Scott
Cummings
Visiting Professor of Law and Wiley Manuel Visiting Scholar, Center for Racial and Economic Justice
- Email Address cummingsscott@uchastings.edu
- Telephone 628-242-0556
Biography
Professor Cummings’s recent research explores how innovative legal mobilization produces transformative social change. His publications include Lawyers and Movements: Legal Mobilization in Transformative Times (Oxford 2022), An Equal Place: Lawyers in the Struggle for Los Angeles (Oxford 2021), and Global Pro Bono: Causes, Consequences and Contestation (with Fabio de Sa e Silva and Louise Trubek) (Cambridge 2021). Professor Cummings is also co-author of Making Public Interest Lawyers in a Time of Crisis: An Evidence-Based Approach (with Catherine Albiston and Richard Abel), a National Science Foundation funded study that examines the factors causing law students to enter and persevere in public interest careers.
Professor Cummings is co-author of the first public interest law textbook, Public Interest Lawyering: A Contemporary Perspective (with Alan Chen) (Wolters Kluwer, 2012), and co-editor of a leading legal profession casebook, Legal Ethics (with Deborah Rhode, David Luban, and Nora Engstrom) (8th ed. Foundation Press, 2016). He is the author of numerous articles on lawyers and social justice, which have appeared in leading law reviews and peer-reviewed journals.

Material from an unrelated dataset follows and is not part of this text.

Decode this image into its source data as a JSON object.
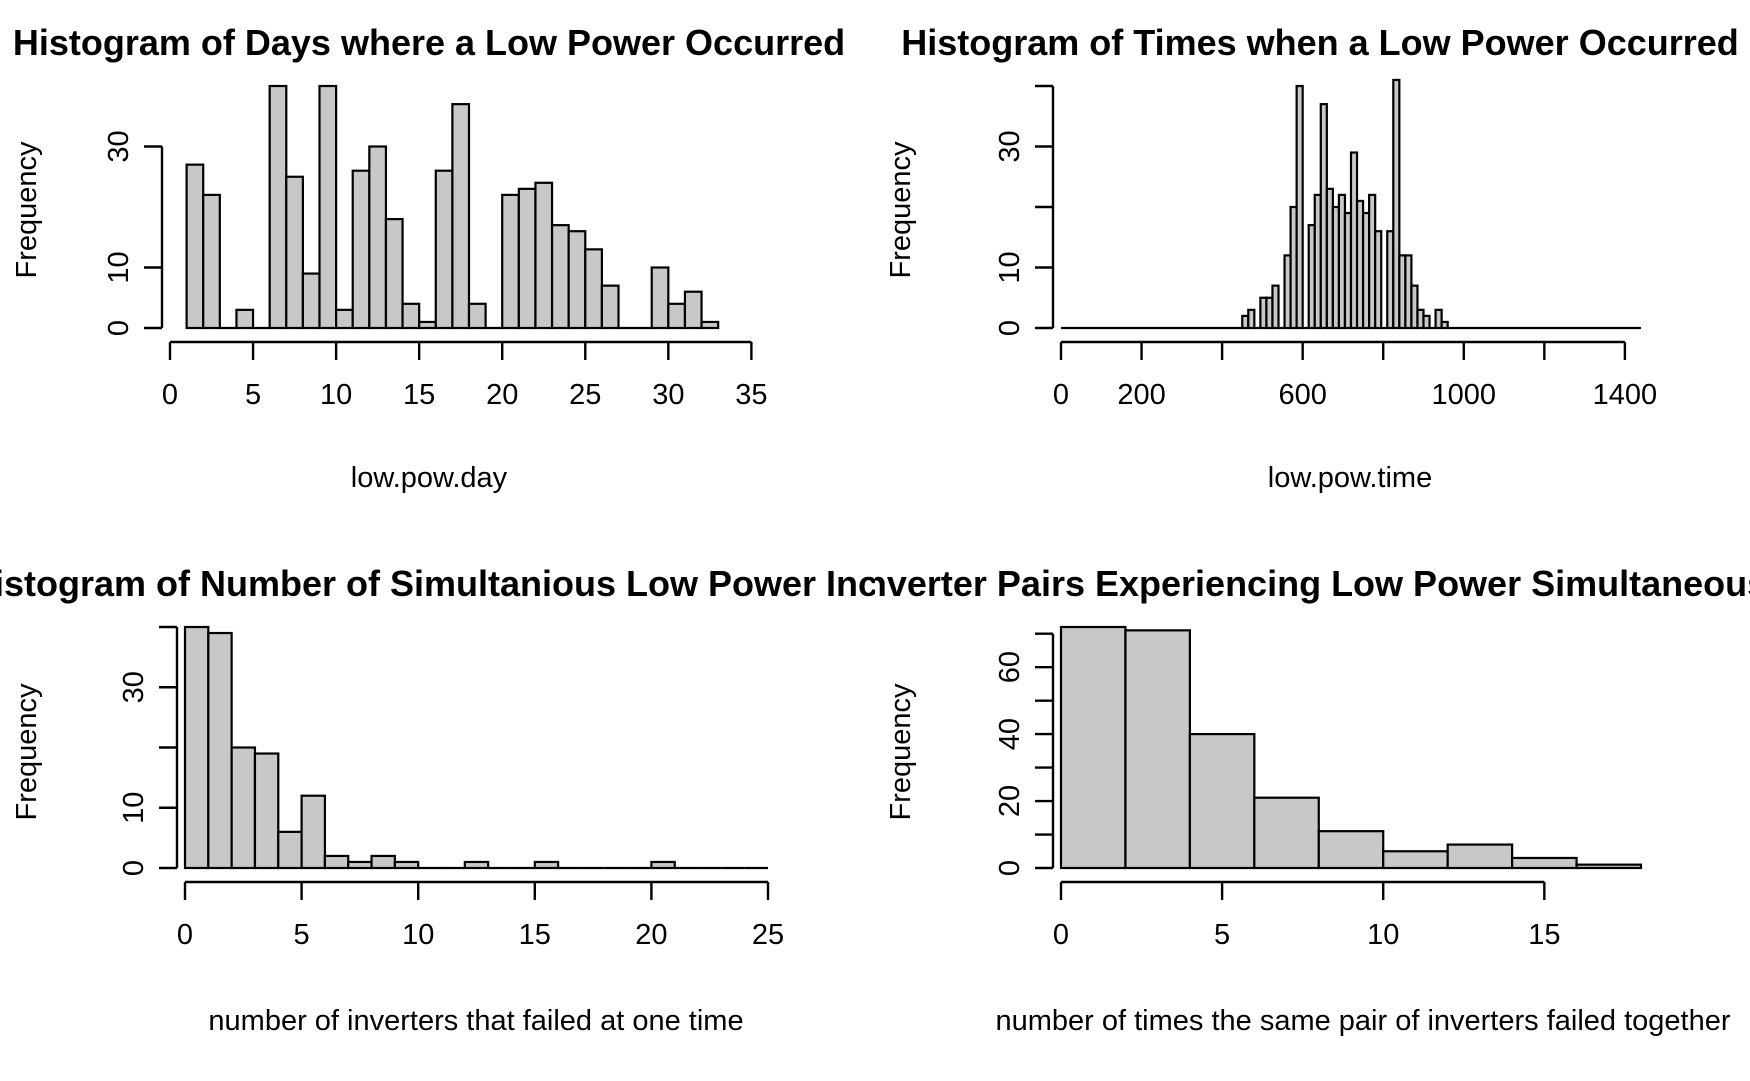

Before joining the UCLA faculty in 2002, Professor Cummings clerked for Judge A. Wallace Tashima on the Ninth Circuit, and James Moran on the district court in Chicago. He began his legal career in Los Angeles working with community groups to build economic opportunity and political empowerment. In 1998, he was awarded a Skadden Fellowship to work in the Community Development Project at Public Counsel in Los Angeles, where he provided transactional legal assistance to nonprofit organizations and small businesses engaged in community development efforts. He has proudly continued working with colleagues at Public Counsel to advance economic justice through research and policy advancing, producing groundbreaking reports on the legal barriers to street vending and the need for countywide rent control.